To understand Anna Karenina, Mellors, Molly Bloom, Dante, Romeo, Juliet and Bridget Jones you must also have loved and lost and won. To understand sport in the greatest arenas of them all you too must have played and lost and won, known shame, hope, joy, horror and glory.
Simon Barnes has taken part in seven summer Olympic Games, five World Cups and ten Ashes series. Well, not exactly taken part, but certainly he was there and writing hard. And always, behind every victory and every defeat he ever recorded, there was the reference of his own sporting career, in which the bitter beauties of failure were occasionally varied with the intoxication of success.
At school he was at least at first the opposite of a rebel without a cause: he was a sporting fool in search of a game he could excel at, alas finding none. When he was nine he thought he would somehow be miraculously good at sport. Sadly he never was. But the sporting fool within him never died and in his late 20s he tried again a second sporting career, in which the triumph of hope over experience was more or less a rout. The dream had only slightly modified: he now thought he would be somehow be miraculously competent.
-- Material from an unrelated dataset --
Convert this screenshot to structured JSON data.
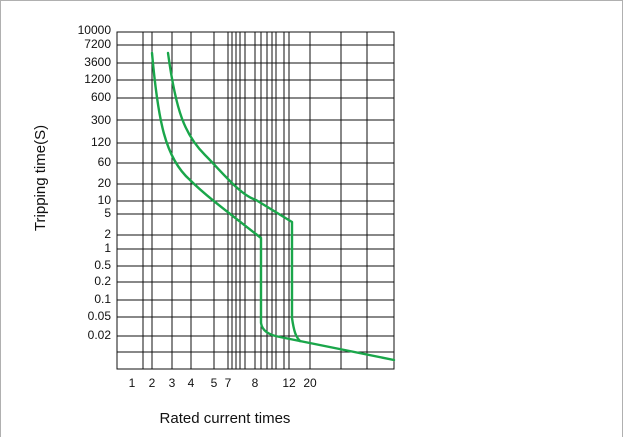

So he co-founded a football team and at last found himself the first-choice goalkeeper. Then he co-founded a cricket team, on the grounds that by doing so he would always be sure of a game. And at the same time, he got horsiness and discovered he was actually quite good at riding in competition.
All these adventures taught him about sport: why we do it, what is required to be very good at it. He learned about the relationship of physical and mental skills, about fear and courage and physical pain. He learned about funk, about Zen-like calm, about the team thing, about the “me” thing. His sporting failure has been a joyous and profoundly informative part of his life, and here he tells the story of it.